Der von einem bekannten Münchener Verlag zu verantwortende und zugegeben etwas marktschreierischer Titel des Buches „War Jesus Cäsar?“, das der italienische Linguist und Philosoph Francesco Carotta mit einer Autorenlesung am Freitagabend im überfüllten Museumskeller des Simplicissimus-Hauses in Renchen vorstellte, mag zunächst ebenso irreführend wie polarisierend auf das Publikum gewirkt haben. Das ließen die herausfordernden Thesen des in Deutschland lebenden Verfassers allerdings auch kaum anders erwarten: Der wegen seiner Verdienste um Rom zum Gott, „Divus Iulius“, erhobene römische Imperator, „Retter des Vaterlandes“ und Pontifex maximus des Reichskults, Iulius Caesar, weise mit der Hagiographie und Ikonographie des in den Evangelien des Neuen Testaments geschilderten Gottessohnes Christus Jesus, auffallend viele Ubereinstimmungen auf und sei mit diesem daher identisch.
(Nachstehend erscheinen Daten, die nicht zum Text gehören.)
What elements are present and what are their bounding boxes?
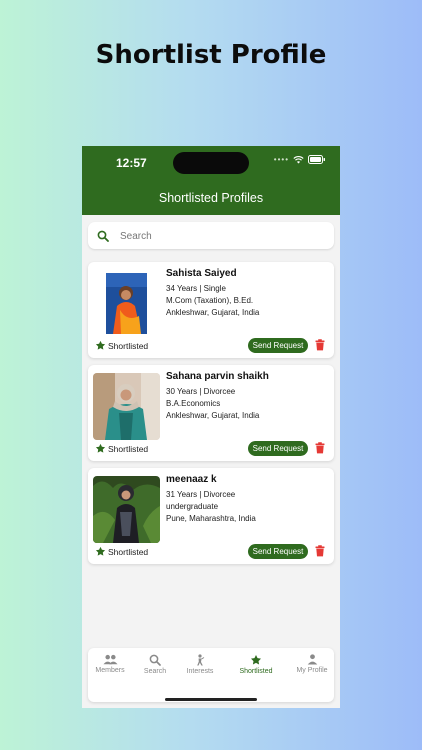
wifi-icon	[293, 156, 304, 164]
nav-shortlisted[interactable]: Shortlisted	[231, 654, 281, 675]
members-icon	[102, 654, 118, 665]
send-request-button[interactable]: Send Request	[248, 544, 308, 559]
delete-icon[interactable]	[315, 545, 325, 557]
nav-members-label: Members	[95, 667, 125, 674]
nav-my-profile-label: My Profile	[296, 667, 328, 674]
status-icons: ••••	[274, 155, 326, 164]
status-time: 12:57	[116, 156, 147, 170]
profile-photo[interactable]	[93, 373, 160, 440]
nav-search-label: Search	[143, 668, 167, 675]
interests-icon	[197, 654, 205, 666]
shortlisted-indicator[interactable]: Shortlisted	[95, 546, 148, 557]
profile-education: B.A.Economics	[166, 399, 221, 408]
phone-screen: 12:57 •••• Shortlisted Profiles Search S…	[82, 146, 340, 708]
profile-location: Ankleshwar, Gujarat, India	[166, 308, 260, 317]
star-icon	[95, 443, 106, 453]
shortlisted-label: Shortlisted	[108, 546, 149, 557]
delete-icon[interactable]	[315, 339, 325, 351]
nav-my-profile[interactable]: My Profile	[287, 654, 337, 674]
nav-search[interactable]: Search	[130, 654, 180, 675]
send-request-button[interactable]: Send Request	[248, 338, 308, 353]
person-icon	[307, 654, 317, 665]
star-icon	[251, 655, 261, 665]
profile-location: Ankleshwar, Gujarat, India	[166, 411, 260, 420]
search-input[interactable]	[118, 226, 322, 246]
nav-members[interactable]: Members	[85, 654, 135, 674]
search-bar[interactable]	[88, 222, 334, 249]
bottom-nav: Members Search Interests Shortlisted My …	[88, 648, 334, 702]
star-icon	[95, 546, 106, 556]
signal-icon: ••••	[273, 155, 289, 164]
profile-name: meenaaz k	[166, 474, 217, 485]
nav-interests-label: Interests	[186, 668, 214, 675]
profile-location: Pune, Maharashtra, India	[166, 514, 256, 523]
search-icon	[149, 654, 161, 666]
app-bar: 12:57 •••• Shortlisted Profiles	[82, 146, 340, 215]
star-icon	[95, 340, 106, 350]
shortlisted-indicator[interactable]: Shortlisted	[95, 443, 148, 454]
profile-education: M.Com (Taxation), B.Ed.	[166, 296, 254, 305]
profile-name: Sahista Saiyed	[166, 268, 237, 279]
profile-age-status: 30 Years | Divorcee	[166, 387, 236, 396]
app-bar-title: Shortlisted Profiles	[158, 191, 264, 205]
profile-education: undergraduate	[166, 502, 219, 511]
shortlisted-label: Shortlisted	[108, 340, 149, 351]
dynamic-island	[173, 152, 249, 174]
nav-interests[interactable]: Interests	[175, 654, 225, 675]
send-request-button[interactable]: Send Request	[248, 441, 308, 456]
profile-photo[interactable]	[93, 270, 160, 337]
shortlisted-label: Shortlisted	[108, 443, 149, 454]
profile-card[interactable]: Sahista Saiyed 34 Years | Single M.Com (…	[88, 262, 334, 358]
delete-icon[interactable]	[315, 442, 325, 454]
page-headline: Shortlist Profile	[95, 40, 327, 70]
shortlisted-indicator[interactable]: Shortlisted	[95, 340, 148, 351]
battery-icon	[308, 155, 325, 164]
profile-age-status: 34 Years | Single	[166, 284, 226, 293]
nav-shortlisted-label: Shortlisted	[239, 668, 273, 675]
search-icon	[97, 230, 109, 242]
home-indicator	[165, 698, 257, 701]
profile-card[interactable]: meenaaz k 31 Years | Divorcee undergradu…	[88, 468, 334, 564]
profile-name: Sahana parvin shaikh	[166, 371, 269, 382]
profile-card[interactable]: Sahana parvin shaikh 30 Years | Divorcee…	[88, 365, 334, 461]
profile-age-status: 31 Years | Divorcee	[166, 490, 236, 499]
profile-photo[interactable]	[93, 476, 160, 543]
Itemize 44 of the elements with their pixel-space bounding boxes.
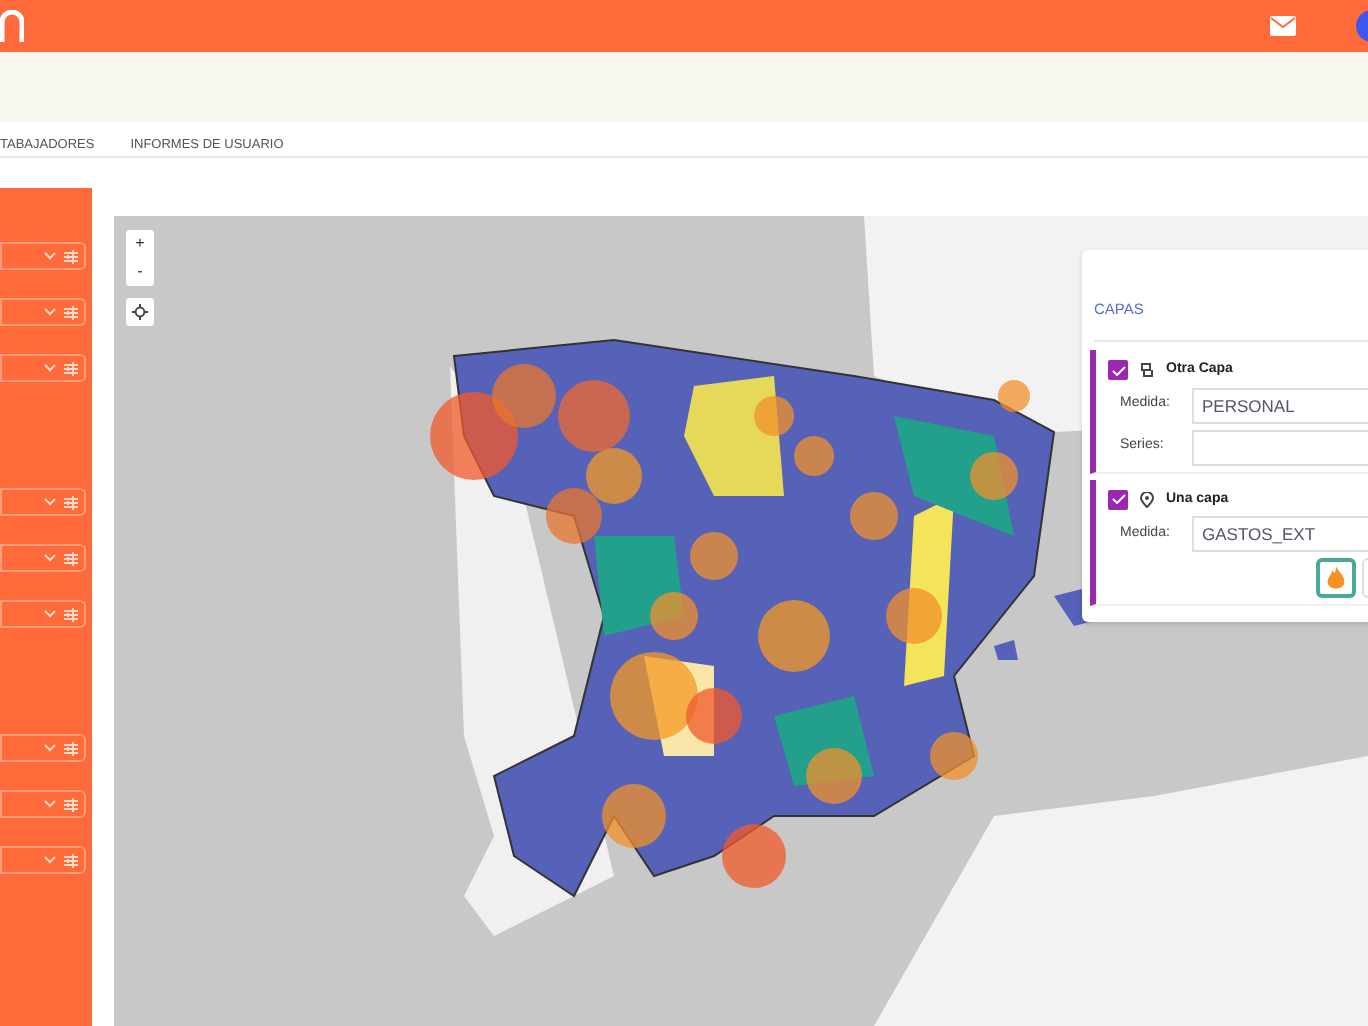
input-field[interactable]	[1192, 429, 1368, 465]
input-field[interactable]: PERSONAL	[1192, 387, 1368, 423]
select-field[interactable]	[0, 734, 86, 762]
map-pin-icon	[1140, 491, 1154, 508]
chevron-down-icon	[44, 554, 56, 562]
chevron-down-icon	[44, 308, 56, 316]
zoom-button[interactable]: -	[126, 258, 154, 286]
envelope-icon[interactable]	[1270, 16, 1296, 36]
sliders-icon	[64, 361, 78, 375]
zoom-button[interactable]: +	[126, 230, 154, 258]
chevron-down-icon	[44, 800, 56, 808]
select-field[interactable]	[0, 242, 86, 270]
style-button[interactable]	[1316, 558, 1356, 598]
sliders-icon	[64, 249, 78, 263]
select-field[interactable]	[0, 488, 86, 516]
layer-checkbox[interactable]	[1108, 360, 1128, 381]
sliders-icon	[64, 495, 78, 509]
sliders-icon	[64, 607, 78, 621]
crosshair-icon	[132, 304, 148, 320]
locate-button[interactable]	[126, 298, 154, 326]
select-field[interactable]	[0, 544, 86, 572]
select-field[interactable]	[0, 790, 86, 818]
sliders-icon	[64, 853, 78, 867]
chevron-down-icon	[44, 252, 56, 260]
checkmark-icon	[1111, 494, 1125, 505]
layer-checkbox[interactable]	[1108, 489, 1128, 510]
layers-icon	[1140, 362, 1154, 379]
select-field[interactable]	[0, 354, 86, 382]
input-field[interactable]: GASTOS_EXT	[1192, 516, 1368, 552]
chevron-down-icon	[44, 856, 56, 864]
select-field[interactable]	[0, 298, 86, 326]
chevron-down-icon	[44, 364, 56, 372]
flame-icon	[1326, 565, 1346, 591]
logo-icon	[0, 10, 24, 42]
sliders-icon	[64, 551, 78, 565]
checkmark-icon	[1111, 365, 1125, 376]
chevron-down-icon	[44, 498, 56, 506]
select-field[interactable]	[0, 600, 86, 628]
chevron-down-icon	[44, 610, 56, 618]
select-field[interactable]	[0, 846, 86, 874]
sliders-icon	[64, 305, 78, 319]
sliders-icon	[64, 797, 78, 811]
sliders-icon	[64, 741, 78, 755]
chevron-down-icon	[44, 744, 56, 752]
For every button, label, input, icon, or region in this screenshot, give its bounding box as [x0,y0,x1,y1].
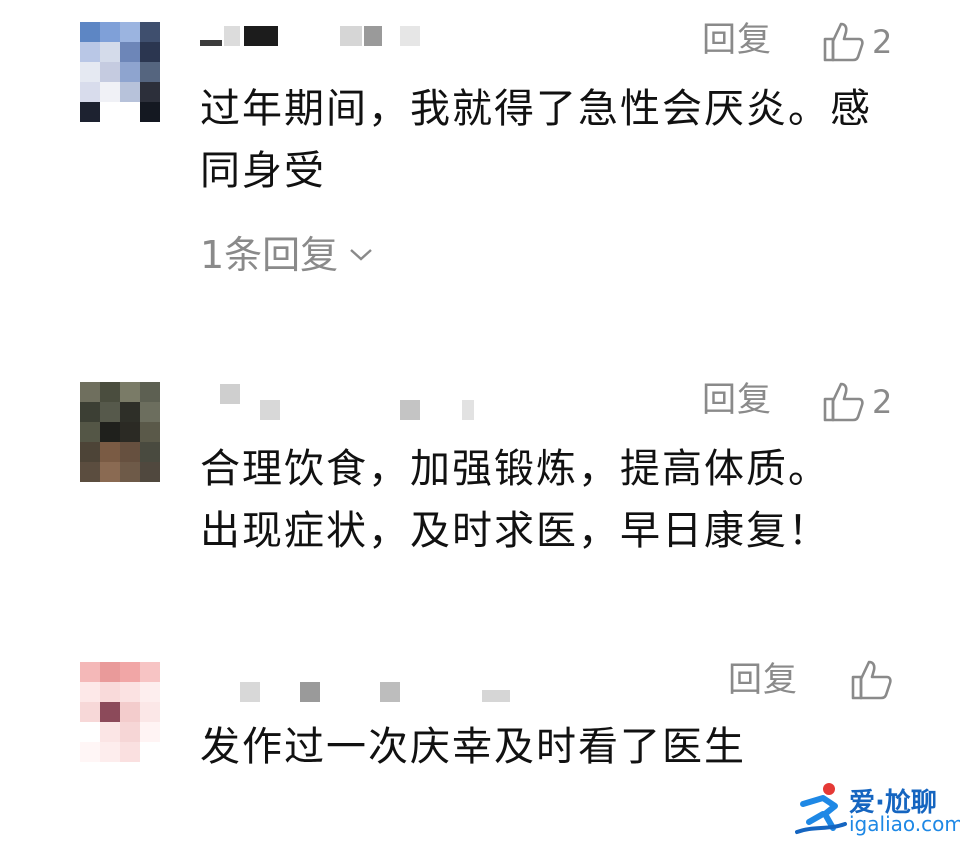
comment-text: 发作过一次庆幸及时看了医生 [200,724,746,770]
avatar-pixel [80,382,100,402]
avatar-pixel [80,422,100,442]
avatar-pixel [140,382,160,402]
runner-logo-icon [795,783,847,834]
replies-count-label: 1条回复 [200,233,339,277]
avatar-pixel [80,22,100,42]
avatar-pixel [100,462,120,482]
avatar-pixel [80,62,100,82]
like-count: 2 [872,383,893,421]
like-button[interactable]: 2 [822,380,892,424]
avatar-pixel [100,62,120,82]
avatar-pixel [120,382,140,402]
avatar-pixel [100,682,120,702]
view-replies-link[interactable]: 1条回复 [200,232,374,278]
site-watermark: 爱·尬聊 igaliao.com [795,780,960,840]
avatar-pixel [100,402,120,422]
avatar-pixel [140,42,160,62]
avatar-pixel [120,22,140,42]
like-button[interactable] [850,658,894,702]
username-blurred[interactable] [200,384,480,420]
avatar-pixel [140,402,160,422]
avatar-pixel [120,422,140,442]
thumbs-up-icon [823,22,864,62]
avatar-pixel [140,742,160,762]
avatar-pixel [120,662,140,682]
avatar-pixel [80,462,100,482]
avatar-pixel [140,82,160,102]
avatar-pixel [80,682,100,702]
avatar-pixel [140,102,160,122]
avatar-pixel [80,742,100,762]
avatar-pixel [120,402,140,422]
reply-button[interactable]: 回复 [728,660,798,700]
avatar-pixel [120,682,140,702]
like-button[interactable]: 2 [822,20,892,64]
avatar-pixel [120,82,140,102]
comment-item: 回复 2 合理饮食，加强锻炼，提高体质。 出现症状，及时求医，早日康复！ [0,360,960,610]
chevron-down-icon [350,249,372,261]
avatar-pixel [140,462,160,482]
avatar[interactable] [80,662,160,762]
avatar-pixel [80,402,100,422]
avatar-pixel [120,102,140,122]
comment-item: 回复 发作过一次庆幸及时看了医生 [0,640,960,780]
avatar-pixel [100,82,120,102]
avatar-pixel [80,702,100,722]
avatar-pixel [100,382,120,402]
avatar-pixel [120,742,140,762]
avatar-pixel [100,422,120,442]
reply-button[interactable]: 回复 [702,20,772,60]
comment-text: 过年期间，我就得了急性会厌炎。感 同身受 [200,86,872,194]
avatar-pixel [140,422,160,442]
avatar-pixel [80,82,100,102]
username-blurred[interactable] [200,682,520,702]
avatar-pixel [80,102,100,122]
avatar-pixel [140,682,160,702]
username-blurred[interactable] [200,26,430,46]
avatar-pixel [100,442,120,462]
like-count: 2 [872,23,893,61]
avatar-pixel [100,702,120,722]
avatar-pixel [140,722,160,742]
avatar-pixel [80,442,100,462]
avatar-pixel [120,42,140,62]
avatar-pixel [80,722,100,742]
avatar-pixel [140,662,160,682]
avatar[interactable] [80,382,160,482]
avatar-pixel [120,702,140,722]
avatar-pixel [80,42,100,62]
avatar-pixel [140,442,160,462]
avatar-pixel [80,662,100,682]
thumbs-up-icon [823,382,864,422]
thumbs-up-icon [851,660,892,700]
watermark-url: igaliao.com [849,812,960,836]
avatar-pixel [100,42,120,62]
avatar-pixel [120,722,140,742]
avatar-pixel [120,62,140,82]
comment-item: 回复 2 过年期间，我就得了急性会厌炎。感 同身受 1条回复 [0,0,960,310]
avatar-pixel [100,662,120,682]
avatar-pixel [100,742,120,762]
reply-button[interactable]: 回复 [702,380,772,420]
comment-text: 合理饮食，加强锻炼，提高体质。 出现症状，及时求医，早日康复！ [200,446,830,554]
avatar-pixel [140,62,160,82]
avatar-pixel [100,102,120,122]
avatar-pixel [120,442,140,462]
avatar-pixel [120,462,140,482]
avatar[interactable] [80,22,160,122]
avatar-pixel [140,702,160,722]
avatar-pixel [100,722,120,742]
avatar-pixel [100,22,120,42]
avatar-pixel [140,22,160,42]
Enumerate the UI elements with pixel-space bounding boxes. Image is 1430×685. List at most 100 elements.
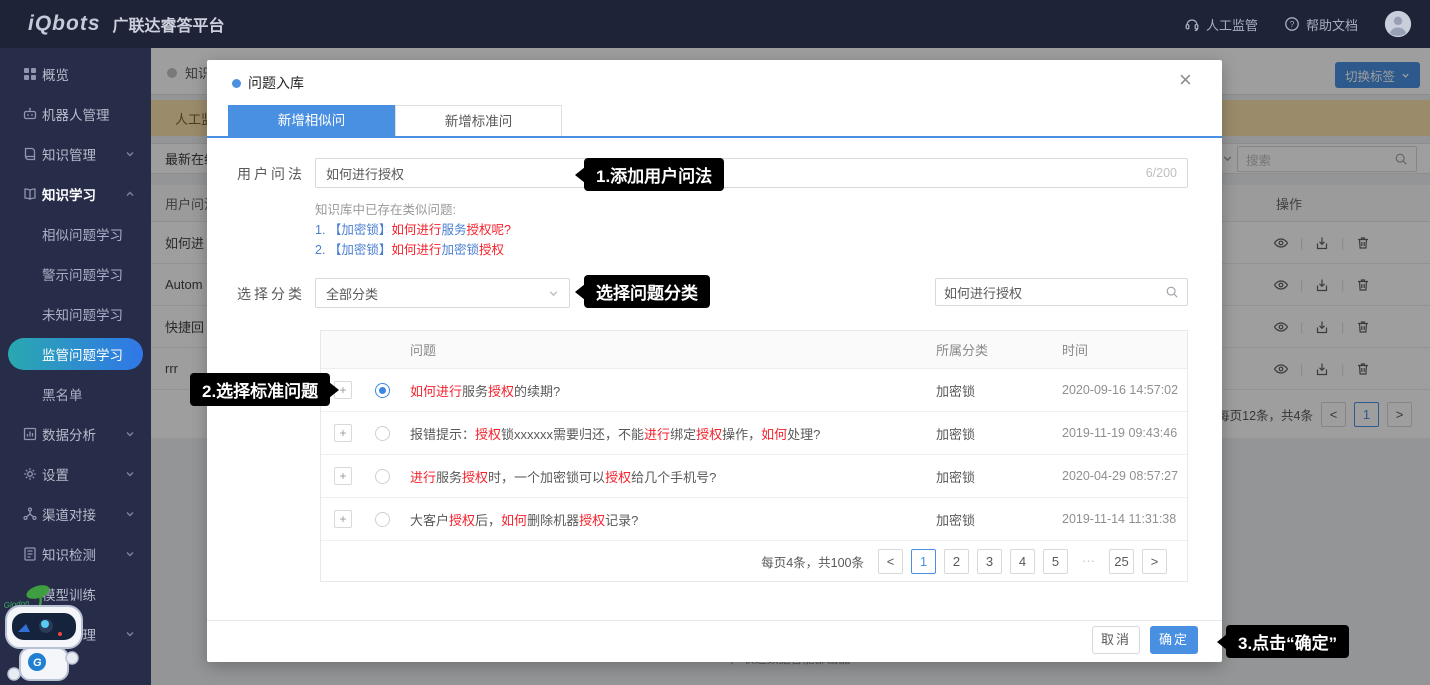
grid-icon: [22, 66, 38, 82]
question-search-input[interactable]: 如何进行授权: [935, 278, 1188, 306]
sidebar-item-data-analysis[interactable]: 数据分析: [0, 414, 151, 454]
standard-question-table: 问题 所属分类 时间 + 如何进行服务授权的续期? 加密锁 2020-09-16…: [320, 330, 1188, 582]
similar-question-link[interactable]: 1. 【加密锁】如何进行服务授权呢?: [315, 220, 511, 240]
chevron-up-icon: [125, 189, 135, 199]
question-cell: 进行服务授权时，一个加密锁可以授权给几个手机号?: [400, 467, 936, 486]
svg-text:?: ?: [1290, 19, 1295, 29]
mascot-robot-image: Glodon G: [0, 582, 108, 685]
headset-icon: [1184, 16, 1200, 32]
top-header-bar: iQbots 广联达睿答平台 人工监管 ? 帮助文档: [0, 0, 1430, 48]
table-row[interactable]: + 如何进行服务授权的续期? 加密锁 2020-09-16 14:57:02: [321, 369, 1187, 412]
char-counter: 6/200: [1146, 166, 1177, 180]
question-cell: 报错提示：授权锁xxxxxx需要归还，不能进行绑定授权操作，如何处理?: [400, 424, 936, 443]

Die gewagte, durch umfängliche historische Studien, mit mediterraner Phantasie und gewitztem Menschenverstand „durchgespielte“ sprachwissenschaftliche – vor allem auf Linguistik und Semiotik basierende – Hypothese Carottas, fordert nicht nur die theologische Fachwissenschaft heraus. Es ist gleichzeitig eine faszinierende Einladung an den Leser sich mit Geschichte, Kultur und Lebensumfeld der hellenistischen und römischen Spätantike und des messianischen Judentums zu befassen. Was hat der auf einen jüdischen Wanderrabbi aus Galiläa gegründete Messias-Kult um „Christus Jesus“ mit dem „Bezwinger Galliens“, Julius Caesar zu tun, der nach seiner Ermordung durch die Nobilitäten Roms endgültig zum Gott Divus Julius wurde?
Das Thema weckt Emotionen. Es belegt im Zeitalter mächtiger, weltweiter Laienbewegungen zudem, dass das ernsthafte Fragen und spekulative Nachdenken über das Phänomen „Jesus“ kein Privileg christlicher Theologen mehr ist. Bei der Erforschung von 2000 Jahren Christentum und abendländischer Kultur, die auch unter Teilnahme bisher dafür nicht zuständig gehaltener Wissenschaftsbereiche geleistet werden wird, sind in Zukunft noch einige Uberraschungen zu erwarten.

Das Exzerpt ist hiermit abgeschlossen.